1Master the 10-g monofilament and 128-Hz tuning fork technique and clinical interpretation
2Know ABI, TBI, and TcPO2 thresholds for PAD diagnosis and wound-healing prediction
3Memorize Wagner 0–5 and University of Texas Grade/Stage classification systems
4Understand IDSA DFI Grades 1–4 and corresponding antibiotic management strategies
5Learn IWGDF offloading hierarchy: non-removable knee-high device first, removable second
6Know MRSA and anti-pseudomonal coverage indications for diabetic foot infections
7Review glycemic management: HbA1c targets, perioperative glucose 140–180 mg/dL
8Understand Charcot neuroarthropathy diagnosis, offloading endpoints, and Lisfranc involvement
9Study nutritional requirements: protein 1.2–1.5 g/kg/day, vitamin C collagen role, B12 and metformin
10Review interprofessional team roles and IWGDF surveillance intervals by risk category

Frequently Asked Questions

What is the DWC certification?

The DWC (Diabetic Wound Certified) is a specialty credential awarded by NAWCCB (National Alliance of Wound Care and Ostomy Certification Board). It validates advanced knowledge and skills in diabetic wound care, including neuropathy assessment, DFU classification, offloading, infection management, vascular assessment, and interprofessional team care.

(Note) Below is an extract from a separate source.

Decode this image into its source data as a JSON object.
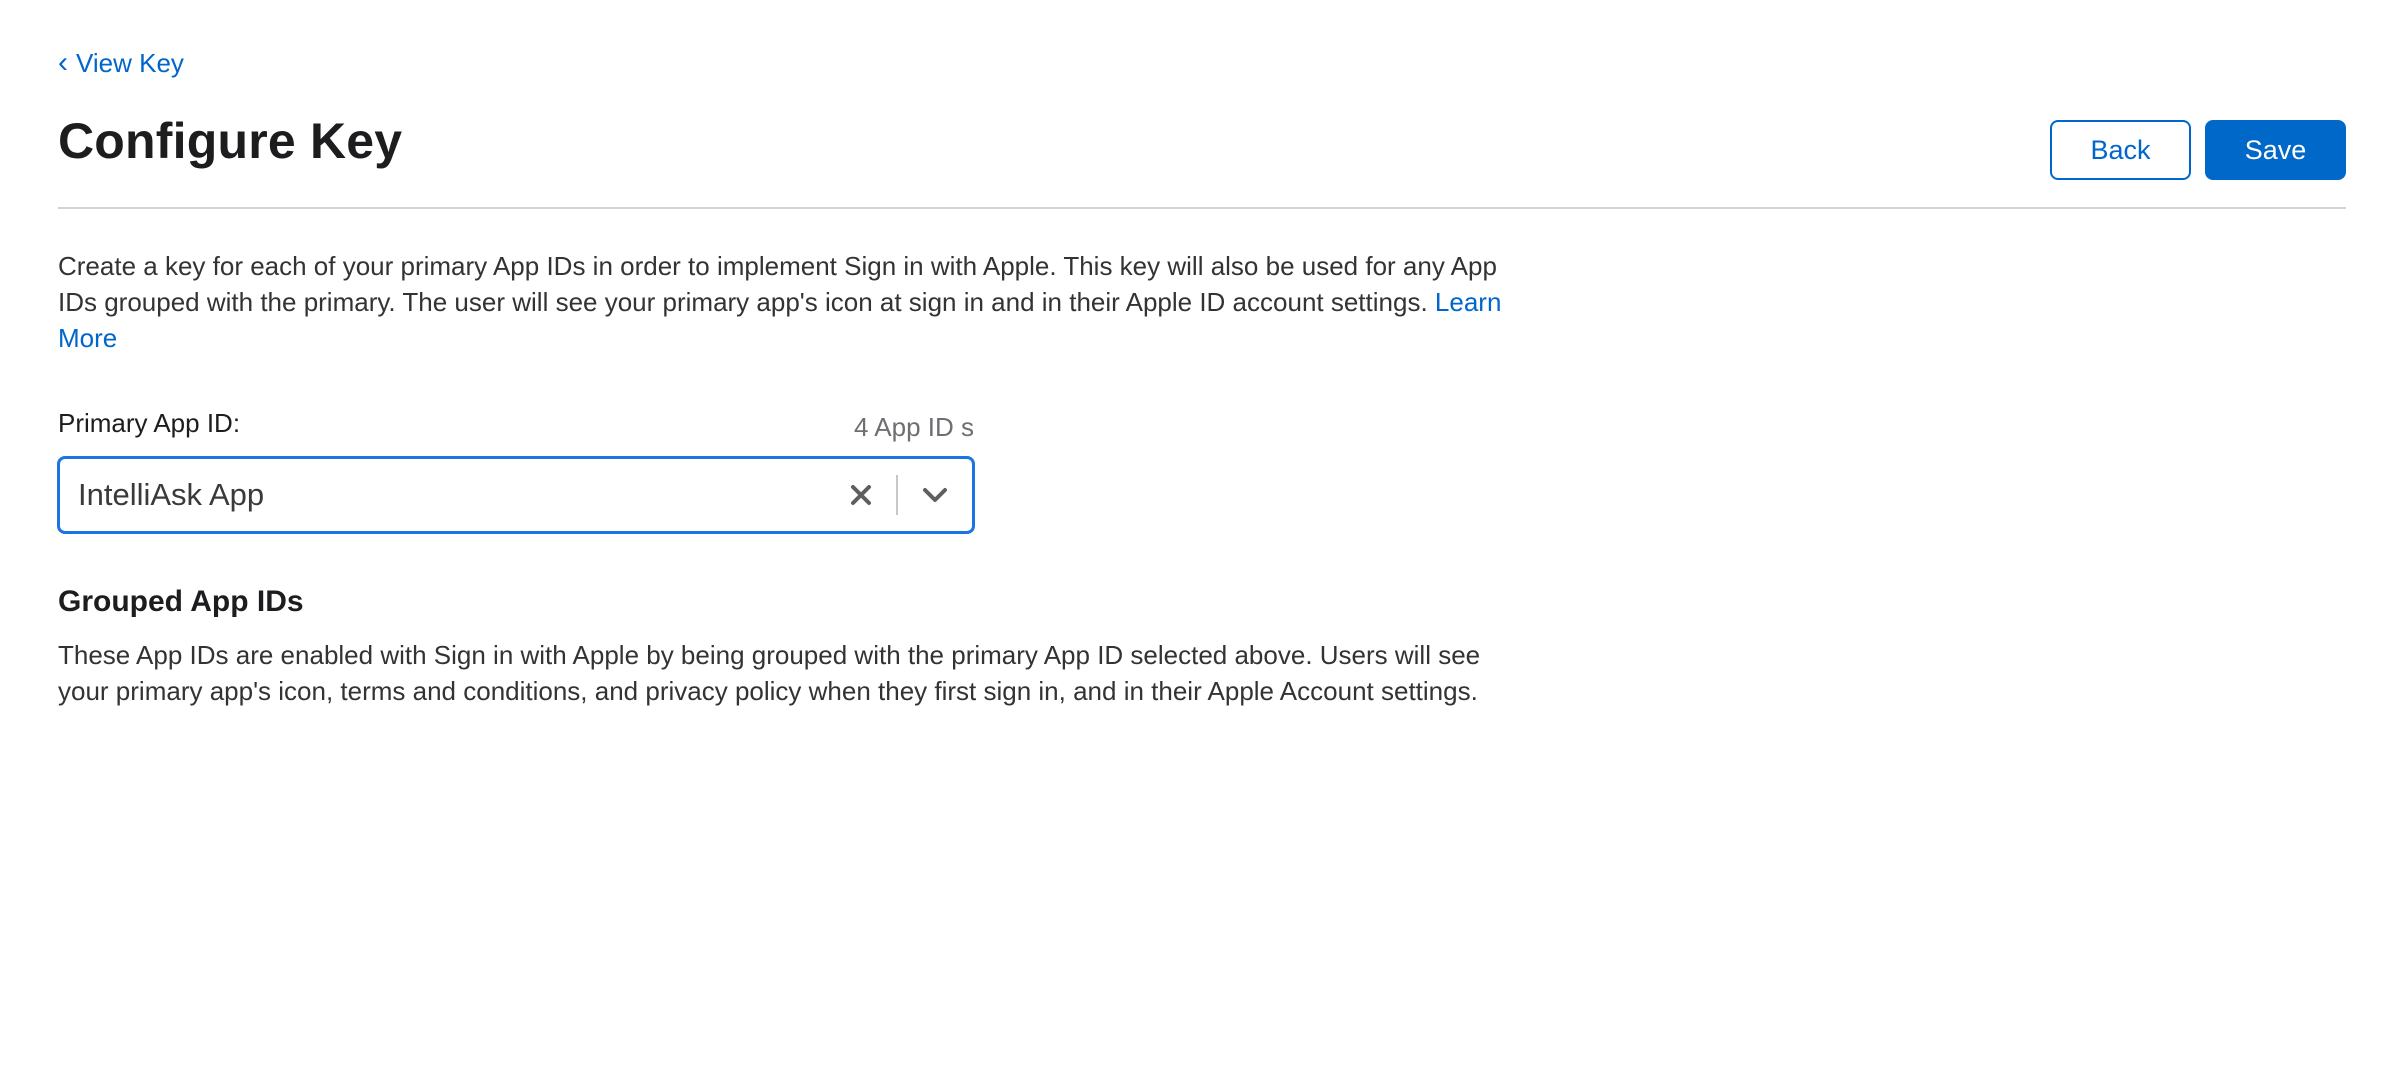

What are the DWC eligibility requirements?

To sit for the DWC exam, candidates must hold an active unrestricted license as an RN, LPN/LVN, NP, PT, PTA, OT, OTA, DPM, MD/DO, or PA, AND either hold a current wound care certification OR have 2 years full-time (or 4 years part-time) documented diabetic wound care practice within the past 5 years.

How many questions are on the DWC exam?

The DWC exam contains approximately 110 questions total, with 100 scored questions and 10 pretest/pilot questions, following the standard NAWCCB exam format. The exam duration is approximately 2 hours and is available as CBT, paper exam at NAWCO courses, or live remote proctoring.

What content areas are covered on the DWC exam?

The DWC exam covers six domains: Anatomy/Physiology/Pathophysiology (~20%), Etiology/Epidemiology (~15%), Diagnostics and Examination (~20%), Prevention (~15%), Treatment (~20%), and Multidisciplinary Care (~10%). Key topics include neuropathy testing, DFU classification systems, IWGDF guidelines, IDSA infection grading, offloading methods, and antibiotic management.

What is the DWC exam fee?

The DWC exam fee is $380 plus a $30 application processing fee, totaling $410 per attempt. The same fee applies to re-examination. Candidates must submit a new application and pay current fees for each exam attempt.

How long is DWC certification valid?

DWC certification is valid for 5 years. Recertification options include: (1) retaking and passing the exam, (2) completing an approved NAWCO continuing education course, or (3) earning 60 continuing education hours in diabetic wound care within the 5-year certification period.

How should I prepare for the DWC exam?

Study systematically across all six blueprint domains. Focus on IWGDF 2023 guidelines, IDSA diabetic foot infection classification, ABI/TBI/TcPO2 cutoffs, Wagner and UT wound classification, total contact casting protocols, and neuropathy assessment techniques. Review antibiotic selection criteria for MRSA and Pseudomonas. Plan 8–14 weeks of dedicated study. Practice with DFU clinical scenarios.